# Kissing Trivia



## close2prfct (Mar 9, 2009)

I really need to go out and kiss someone lol that's interesting


----------



## TaMMa89 (Apr 12, 2008)

That's interesting .


----------



## HorseSavvy (Mar 15, 2009)

Sweet! This is cool! Where'd you find all this?


----------



## jxclass19 (Feb 1, 2009)

hmm... I've never kissed any one with my hair color.


----------



## Dressage10135 (Feb 11, 2009)

I lean to the left when I kiss! :shock::?:lol:


----------



## GeminiJumper (Jun 12, 2008)

lol i'm trying to make myself lean in to the left when kissing levi...lol bc i've realized i always go to the right


----------



## Kiki (Feb 7, 2007)

LOL I love the thing about Men with mustaches are not allowed to habitually kiss human beings.

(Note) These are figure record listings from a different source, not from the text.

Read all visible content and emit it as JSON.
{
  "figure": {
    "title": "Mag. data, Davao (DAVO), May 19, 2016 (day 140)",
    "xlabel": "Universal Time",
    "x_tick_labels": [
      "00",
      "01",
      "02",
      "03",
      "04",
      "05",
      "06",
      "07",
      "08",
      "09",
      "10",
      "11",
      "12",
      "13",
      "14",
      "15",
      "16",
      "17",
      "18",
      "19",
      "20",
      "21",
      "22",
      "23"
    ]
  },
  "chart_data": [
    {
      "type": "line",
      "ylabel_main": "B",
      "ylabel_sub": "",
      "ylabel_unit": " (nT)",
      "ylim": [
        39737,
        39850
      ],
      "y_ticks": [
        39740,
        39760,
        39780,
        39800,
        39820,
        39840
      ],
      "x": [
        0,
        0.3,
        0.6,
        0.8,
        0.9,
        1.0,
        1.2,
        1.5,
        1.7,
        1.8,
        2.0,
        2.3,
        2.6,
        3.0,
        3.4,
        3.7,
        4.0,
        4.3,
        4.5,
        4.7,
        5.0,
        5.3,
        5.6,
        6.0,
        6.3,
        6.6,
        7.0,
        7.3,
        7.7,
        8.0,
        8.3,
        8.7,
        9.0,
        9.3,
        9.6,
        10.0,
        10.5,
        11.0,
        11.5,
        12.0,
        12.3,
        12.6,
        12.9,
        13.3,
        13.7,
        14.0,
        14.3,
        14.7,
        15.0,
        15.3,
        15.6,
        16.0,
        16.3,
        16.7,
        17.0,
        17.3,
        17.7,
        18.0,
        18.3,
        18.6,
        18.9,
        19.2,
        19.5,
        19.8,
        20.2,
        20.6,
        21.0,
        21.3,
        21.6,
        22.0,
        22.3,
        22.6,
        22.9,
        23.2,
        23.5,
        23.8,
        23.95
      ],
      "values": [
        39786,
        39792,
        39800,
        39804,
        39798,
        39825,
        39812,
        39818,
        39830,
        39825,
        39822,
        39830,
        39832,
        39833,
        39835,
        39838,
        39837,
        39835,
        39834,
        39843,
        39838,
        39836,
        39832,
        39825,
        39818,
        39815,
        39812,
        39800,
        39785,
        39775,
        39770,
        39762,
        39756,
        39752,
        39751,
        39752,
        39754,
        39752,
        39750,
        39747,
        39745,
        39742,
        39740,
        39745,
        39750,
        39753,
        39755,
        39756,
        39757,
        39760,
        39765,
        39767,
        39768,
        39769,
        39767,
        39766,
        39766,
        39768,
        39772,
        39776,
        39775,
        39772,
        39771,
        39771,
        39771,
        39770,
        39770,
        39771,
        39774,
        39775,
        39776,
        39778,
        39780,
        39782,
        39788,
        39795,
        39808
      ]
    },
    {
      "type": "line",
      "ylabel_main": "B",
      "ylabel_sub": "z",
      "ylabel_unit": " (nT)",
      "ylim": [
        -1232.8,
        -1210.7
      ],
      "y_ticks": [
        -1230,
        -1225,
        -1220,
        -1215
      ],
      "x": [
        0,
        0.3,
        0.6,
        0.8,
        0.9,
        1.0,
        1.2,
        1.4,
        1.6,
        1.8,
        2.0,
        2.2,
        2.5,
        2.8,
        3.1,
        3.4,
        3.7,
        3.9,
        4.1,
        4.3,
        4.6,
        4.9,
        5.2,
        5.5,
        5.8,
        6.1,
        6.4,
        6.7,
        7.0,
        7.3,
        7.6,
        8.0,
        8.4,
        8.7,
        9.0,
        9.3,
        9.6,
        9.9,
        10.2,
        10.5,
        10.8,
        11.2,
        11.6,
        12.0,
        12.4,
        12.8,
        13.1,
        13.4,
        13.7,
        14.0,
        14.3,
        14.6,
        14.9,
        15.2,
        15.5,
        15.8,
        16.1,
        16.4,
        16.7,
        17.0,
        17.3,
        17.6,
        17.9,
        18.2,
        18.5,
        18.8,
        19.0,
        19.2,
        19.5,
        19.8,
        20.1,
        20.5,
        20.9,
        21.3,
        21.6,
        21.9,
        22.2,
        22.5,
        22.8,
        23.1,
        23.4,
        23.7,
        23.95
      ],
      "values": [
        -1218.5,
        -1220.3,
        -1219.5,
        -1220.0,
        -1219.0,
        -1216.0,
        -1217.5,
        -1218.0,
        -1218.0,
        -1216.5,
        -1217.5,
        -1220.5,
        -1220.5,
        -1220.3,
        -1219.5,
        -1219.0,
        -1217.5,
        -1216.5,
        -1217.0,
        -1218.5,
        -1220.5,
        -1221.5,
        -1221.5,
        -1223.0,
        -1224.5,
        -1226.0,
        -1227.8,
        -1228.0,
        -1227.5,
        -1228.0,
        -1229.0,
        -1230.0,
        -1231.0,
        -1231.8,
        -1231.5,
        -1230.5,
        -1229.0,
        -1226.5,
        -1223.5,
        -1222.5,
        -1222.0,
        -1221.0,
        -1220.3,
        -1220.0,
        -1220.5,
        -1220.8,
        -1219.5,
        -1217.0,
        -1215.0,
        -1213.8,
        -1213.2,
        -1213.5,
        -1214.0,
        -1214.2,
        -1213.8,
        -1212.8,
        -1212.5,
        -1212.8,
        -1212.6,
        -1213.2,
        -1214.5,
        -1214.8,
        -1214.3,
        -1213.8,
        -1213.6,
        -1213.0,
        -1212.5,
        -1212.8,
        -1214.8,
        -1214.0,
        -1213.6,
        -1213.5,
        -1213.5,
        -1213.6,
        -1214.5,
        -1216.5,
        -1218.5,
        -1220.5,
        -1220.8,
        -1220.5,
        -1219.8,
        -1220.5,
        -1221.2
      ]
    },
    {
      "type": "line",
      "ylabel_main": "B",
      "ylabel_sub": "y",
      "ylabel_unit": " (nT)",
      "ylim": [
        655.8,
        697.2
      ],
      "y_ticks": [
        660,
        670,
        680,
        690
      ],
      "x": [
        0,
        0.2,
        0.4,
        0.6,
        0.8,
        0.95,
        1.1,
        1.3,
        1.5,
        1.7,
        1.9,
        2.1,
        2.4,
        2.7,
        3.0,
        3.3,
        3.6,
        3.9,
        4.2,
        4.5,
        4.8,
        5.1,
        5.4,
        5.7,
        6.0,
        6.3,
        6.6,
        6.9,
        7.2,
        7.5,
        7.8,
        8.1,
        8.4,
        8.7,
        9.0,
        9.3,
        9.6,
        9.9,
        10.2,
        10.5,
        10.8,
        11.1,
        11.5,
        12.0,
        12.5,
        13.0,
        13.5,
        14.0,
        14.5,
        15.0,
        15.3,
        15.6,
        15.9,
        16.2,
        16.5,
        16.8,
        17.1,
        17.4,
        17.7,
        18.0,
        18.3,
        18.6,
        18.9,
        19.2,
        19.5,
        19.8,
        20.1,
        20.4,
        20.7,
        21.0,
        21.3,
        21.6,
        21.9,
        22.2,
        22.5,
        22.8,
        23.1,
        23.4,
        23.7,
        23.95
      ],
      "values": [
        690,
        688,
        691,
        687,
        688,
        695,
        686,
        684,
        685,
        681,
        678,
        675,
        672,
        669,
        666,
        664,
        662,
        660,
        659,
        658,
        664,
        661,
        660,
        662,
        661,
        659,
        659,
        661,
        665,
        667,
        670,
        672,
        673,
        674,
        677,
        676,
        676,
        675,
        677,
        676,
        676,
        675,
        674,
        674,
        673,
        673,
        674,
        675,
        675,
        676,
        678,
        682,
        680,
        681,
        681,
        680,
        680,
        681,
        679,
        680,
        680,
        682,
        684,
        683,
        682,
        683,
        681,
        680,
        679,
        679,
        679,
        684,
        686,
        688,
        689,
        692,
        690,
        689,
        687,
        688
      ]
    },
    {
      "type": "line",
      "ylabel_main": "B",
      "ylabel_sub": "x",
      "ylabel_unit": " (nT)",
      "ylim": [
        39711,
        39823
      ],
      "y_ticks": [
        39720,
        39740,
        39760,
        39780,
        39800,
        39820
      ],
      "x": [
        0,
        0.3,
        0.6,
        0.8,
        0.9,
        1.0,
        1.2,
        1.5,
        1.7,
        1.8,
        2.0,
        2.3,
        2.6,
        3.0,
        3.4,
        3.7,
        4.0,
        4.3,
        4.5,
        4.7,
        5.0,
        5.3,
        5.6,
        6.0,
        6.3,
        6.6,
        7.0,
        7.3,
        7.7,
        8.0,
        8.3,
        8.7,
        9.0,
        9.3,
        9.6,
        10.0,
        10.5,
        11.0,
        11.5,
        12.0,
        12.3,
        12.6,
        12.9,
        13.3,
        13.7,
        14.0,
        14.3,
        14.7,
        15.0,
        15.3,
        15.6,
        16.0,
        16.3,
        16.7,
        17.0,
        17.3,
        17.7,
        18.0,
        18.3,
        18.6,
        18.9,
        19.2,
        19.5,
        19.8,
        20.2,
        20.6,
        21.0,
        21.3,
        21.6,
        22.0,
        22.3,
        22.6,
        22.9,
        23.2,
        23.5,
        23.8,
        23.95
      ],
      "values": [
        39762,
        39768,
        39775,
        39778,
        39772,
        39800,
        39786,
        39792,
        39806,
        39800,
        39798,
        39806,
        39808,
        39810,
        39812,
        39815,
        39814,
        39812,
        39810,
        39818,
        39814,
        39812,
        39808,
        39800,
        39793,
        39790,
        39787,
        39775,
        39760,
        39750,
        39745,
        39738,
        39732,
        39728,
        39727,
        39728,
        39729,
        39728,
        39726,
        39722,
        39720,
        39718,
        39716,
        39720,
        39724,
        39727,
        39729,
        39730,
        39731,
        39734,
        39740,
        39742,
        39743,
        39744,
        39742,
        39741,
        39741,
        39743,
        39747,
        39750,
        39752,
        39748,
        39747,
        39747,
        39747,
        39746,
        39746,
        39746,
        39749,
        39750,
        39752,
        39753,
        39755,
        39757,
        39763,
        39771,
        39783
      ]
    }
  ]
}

A) what if its a woman with a mustache and yes they do exist B) they said not allowed to kiss human beings, what about his horse?!? C) I must take my freind carl who has a thick, black, spiky caterpilla mustache to Indiana so when he tries to kiss me with that horrible mustache he can be arrested.....neat


----------



## english_rider144 (Sep 12, 2008)

I burned a lot of calories today :lol:


----------



## amandaandeggo (May 21, 2008)

my hair is soo dark brown its almost black , i've only ever kissed blondes, i guess thats my thing, blondes =)


----------



## GeminiJumper (Jun 12, 2008)

lol! haha


----------



## Whispering Meadows (Apr 30, 2009)

the thing with the hair colors might actually be true (for me anyways) lol


----------



## RegalCharm (Jul 24, 2008)

Whispering Meadows said:


> the thing with the hair colors might actually be true (for me anyways) lol


 

You are to young to be kissin the boys. LOL:lol:


----------



## Whispering Meadows (Apr 30, 2009)

lol yea i've decided that after i did hehe :lol:


----------